What goes on Top of a Root Filled Tooth?
The root filled tooth needs to have a good seal to prevent bacteria getting in and re-infecting it. The dentist will place some variation of glass ionomer, composite or amalgam to replace the missing part of the tooth.
Teeth that have had the nerve and blood supply removed during a root filling are much more brittle than those normal living teeth. This leaves them prone to fracture, which if it occurs, often leads to the tooth being lost.
Posterior (back teeth) take a lot of force during chewing and it is because of this that it is recommended by professional bodies all over the world that molar root treated teeth have full coverage restorations to protect them. What does this mean? It means that the whole occlusal (biting) surface is in one material such as porcelain, gold or even at a stretch amalgam. Both the American Dental Association and Australian Dental Association recommend this.
For the most part this means having a crown. A crown acts like a helmet encasing and protecting the tooth and most importantly, ensuring an even pressure on the tooth. It is advisable to place a crown as soon as possible after the root canal treatment (assuming the tooth has settled down). Full coverage onlays are another less used possibility.
I would not advise having a crown, if you were still having pain. However, the longer it is left, the more time the tooth has to fracture, so some dentists may protect it by placing a little metal band around it and taking it out of the bite.
It is important to understand though, that not all root treated teeth will fracture without a crown and in exceptional circumstances, it can even happen under a crown. I see patients fairly often that have had root filled teeth for years, who cannot afford a crown and so far they are without trouble. A crown will simply help protect your tooth as best possible and as root treatment is an expensive and time-consuming procedure, this investment makes sense to me. I also see patients who have run this risk- not having a crown and who haven’t been so lucky; their tooth fractured and required an extraction.
Front teeth can often just be filled with composite filling material, unless a large part of the tooth is missing and the tooth is considered weak and in need of a crown or post and crown. They take less force than the back teeth during chewing, so often filling is sufficient.
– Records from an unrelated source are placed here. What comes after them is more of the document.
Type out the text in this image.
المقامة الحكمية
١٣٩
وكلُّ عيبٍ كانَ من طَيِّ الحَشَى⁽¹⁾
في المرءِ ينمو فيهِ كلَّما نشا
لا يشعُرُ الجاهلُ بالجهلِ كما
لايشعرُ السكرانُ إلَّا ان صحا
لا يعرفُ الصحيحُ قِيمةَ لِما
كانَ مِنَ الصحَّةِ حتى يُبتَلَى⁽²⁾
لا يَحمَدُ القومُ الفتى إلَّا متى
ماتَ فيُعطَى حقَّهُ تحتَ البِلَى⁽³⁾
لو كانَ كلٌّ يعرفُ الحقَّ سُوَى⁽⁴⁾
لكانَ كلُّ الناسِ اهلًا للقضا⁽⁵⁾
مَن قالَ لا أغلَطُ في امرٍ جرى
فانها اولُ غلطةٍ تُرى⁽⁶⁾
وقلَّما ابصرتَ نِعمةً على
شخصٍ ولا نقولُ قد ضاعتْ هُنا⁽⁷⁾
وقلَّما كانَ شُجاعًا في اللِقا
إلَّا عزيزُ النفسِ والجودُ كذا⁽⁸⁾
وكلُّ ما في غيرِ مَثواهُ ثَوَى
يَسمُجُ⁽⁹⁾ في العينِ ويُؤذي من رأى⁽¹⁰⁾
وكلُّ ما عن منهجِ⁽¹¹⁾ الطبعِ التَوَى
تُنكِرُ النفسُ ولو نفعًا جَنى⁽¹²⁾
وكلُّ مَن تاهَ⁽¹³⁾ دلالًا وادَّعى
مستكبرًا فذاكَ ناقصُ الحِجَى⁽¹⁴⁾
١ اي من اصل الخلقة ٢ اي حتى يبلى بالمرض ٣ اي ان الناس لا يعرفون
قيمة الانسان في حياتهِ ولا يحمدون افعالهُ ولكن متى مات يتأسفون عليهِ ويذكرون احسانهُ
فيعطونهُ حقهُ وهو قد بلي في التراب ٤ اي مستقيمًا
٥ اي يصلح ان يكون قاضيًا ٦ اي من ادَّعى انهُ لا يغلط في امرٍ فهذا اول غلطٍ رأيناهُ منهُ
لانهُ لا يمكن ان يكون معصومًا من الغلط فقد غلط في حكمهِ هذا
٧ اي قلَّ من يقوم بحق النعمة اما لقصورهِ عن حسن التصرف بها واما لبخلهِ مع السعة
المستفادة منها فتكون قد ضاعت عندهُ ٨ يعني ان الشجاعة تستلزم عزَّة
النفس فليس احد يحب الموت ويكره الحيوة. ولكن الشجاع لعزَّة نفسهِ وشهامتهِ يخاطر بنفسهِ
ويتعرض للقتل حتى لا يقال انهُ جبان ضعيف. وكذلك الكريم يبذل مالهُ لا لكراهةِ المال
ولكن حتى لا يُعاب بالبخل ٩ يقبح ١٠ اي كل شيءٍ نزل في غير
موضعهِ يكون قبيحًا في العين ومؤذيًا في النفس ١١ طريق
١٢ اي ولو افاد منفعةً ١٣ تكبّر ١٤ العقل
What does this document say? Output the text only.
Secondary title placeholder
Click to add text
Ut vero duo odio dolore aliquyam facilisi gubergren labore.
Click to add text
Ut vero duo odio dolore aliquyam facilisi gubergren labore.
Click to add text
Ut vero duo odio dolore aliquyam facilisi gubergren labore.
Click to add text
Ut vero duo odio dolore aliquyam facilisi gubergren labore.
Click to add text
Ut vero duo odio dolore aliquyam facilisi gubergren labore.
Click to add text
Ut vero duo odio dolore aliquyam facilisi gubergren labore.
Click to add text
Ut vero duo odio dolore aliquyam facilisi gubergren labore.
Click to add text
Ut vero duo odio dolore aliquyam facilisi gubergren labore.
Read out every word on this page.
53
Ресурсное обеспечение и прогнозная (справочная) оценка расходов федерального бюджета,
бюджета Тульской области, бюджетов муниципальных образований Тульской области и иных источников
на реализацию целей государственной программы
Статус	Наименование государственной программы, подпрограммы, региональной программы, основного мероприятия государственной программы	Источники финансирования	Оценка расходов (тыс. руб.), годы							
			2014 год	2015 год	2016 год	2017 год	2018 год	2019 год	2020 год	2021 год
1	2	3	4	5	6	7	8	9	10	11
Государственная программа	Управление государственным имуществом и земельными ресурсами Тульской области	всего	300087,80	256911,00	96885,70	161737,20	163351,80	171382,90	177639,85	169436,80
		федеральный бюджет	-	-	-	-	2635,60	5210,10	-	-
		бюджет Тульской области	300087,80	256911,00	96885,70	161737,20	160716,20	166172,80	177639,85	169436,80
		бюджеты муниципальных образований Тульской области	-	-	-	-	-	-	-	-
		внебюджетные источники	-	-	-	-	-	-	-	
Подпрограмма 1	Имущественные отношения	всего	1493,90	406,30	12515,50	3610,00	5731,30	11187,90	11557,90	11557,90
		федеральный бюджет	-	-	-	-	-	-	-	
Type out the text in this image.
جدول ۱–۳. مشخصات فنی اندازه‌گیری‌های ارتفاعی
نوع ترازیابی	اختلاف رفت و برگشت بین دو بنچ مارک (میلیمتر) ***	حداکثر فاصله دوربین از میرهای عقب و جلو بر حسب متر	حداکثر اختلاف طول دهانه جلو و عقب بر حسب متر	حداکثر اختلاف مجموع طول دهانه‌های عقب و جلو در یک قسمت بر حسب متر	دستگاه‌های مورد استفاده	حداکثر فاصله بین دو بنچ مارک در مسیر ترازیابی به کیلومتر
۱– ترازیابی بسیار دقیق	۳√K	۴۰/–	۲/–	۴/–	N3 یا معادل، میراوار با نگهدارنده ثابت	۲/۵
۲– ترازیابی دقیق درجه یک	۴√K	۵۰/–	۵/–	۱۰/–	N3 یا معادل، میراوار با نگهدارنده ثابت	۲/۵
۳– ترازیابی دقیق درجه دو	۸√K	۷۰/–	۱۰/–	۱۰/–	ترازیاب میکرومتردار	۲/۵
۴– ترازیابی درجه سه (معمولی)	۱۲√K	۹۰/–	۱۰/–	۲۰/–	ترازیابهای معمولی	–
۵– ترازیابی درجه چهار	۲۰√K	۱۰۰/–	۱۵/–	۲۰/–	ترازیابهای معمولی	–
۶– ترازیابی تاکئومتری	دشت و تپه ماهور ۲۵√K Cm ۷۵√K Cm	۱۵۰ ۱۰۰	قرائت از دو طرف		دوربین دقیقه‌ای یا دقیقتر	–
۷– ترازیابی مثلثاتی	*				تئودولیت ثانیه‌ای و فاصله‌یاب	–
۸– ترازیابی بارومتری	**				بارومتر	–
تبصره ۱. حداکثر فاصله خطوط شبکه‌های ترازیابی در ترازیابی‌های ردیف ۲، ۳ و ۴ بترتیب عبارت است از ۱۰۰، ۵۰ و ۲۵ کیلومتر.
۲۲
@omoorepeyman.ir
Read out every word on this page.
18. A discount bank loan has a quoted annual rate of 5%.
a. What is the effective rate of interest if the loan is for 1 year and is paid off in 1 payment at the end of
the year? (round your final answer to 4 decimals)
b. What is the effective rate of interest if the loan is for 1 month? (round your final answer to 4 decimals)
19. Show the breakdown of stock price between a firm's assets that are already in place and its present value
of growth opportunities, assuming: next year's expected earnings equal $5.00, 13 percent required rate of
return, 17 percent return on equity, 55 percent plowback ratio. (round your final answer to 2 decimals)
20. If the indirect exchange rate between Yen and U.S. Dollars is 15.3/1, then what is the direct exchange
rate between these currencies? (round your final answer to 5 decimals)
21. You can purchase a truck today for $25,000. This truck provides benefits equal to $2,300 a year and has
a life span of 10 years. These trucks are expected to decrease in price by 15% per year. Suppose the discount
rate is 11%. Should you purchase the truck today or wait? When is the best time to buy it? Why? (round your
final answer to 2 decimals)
If you really can’t afford a crown but can afford a root canal, I would suggest you go ahead with the root canal treatment and ask the dentist to fill the tooth (place the core) for the time being. That way you haven’t lost your tooth and you can save for a crown. Yes, you run a small risk but what is the alternative… an extraction. Don’t get complacent though and think that just because the tooth seems fine that you no-longer need a crown- until you have it done, the tooth will remain more vulnerable to fracture.
Following a root canal:
- A filling is always needed (referred to as a core if a crown is planned but essentially the same thing)
- If the remaining tooth is weak a post may be needed
- Teeth with posts must have a crown
- Posterior (back) teeth should be crowned
- Anterior (front) teeth don’t necessarily need crowns.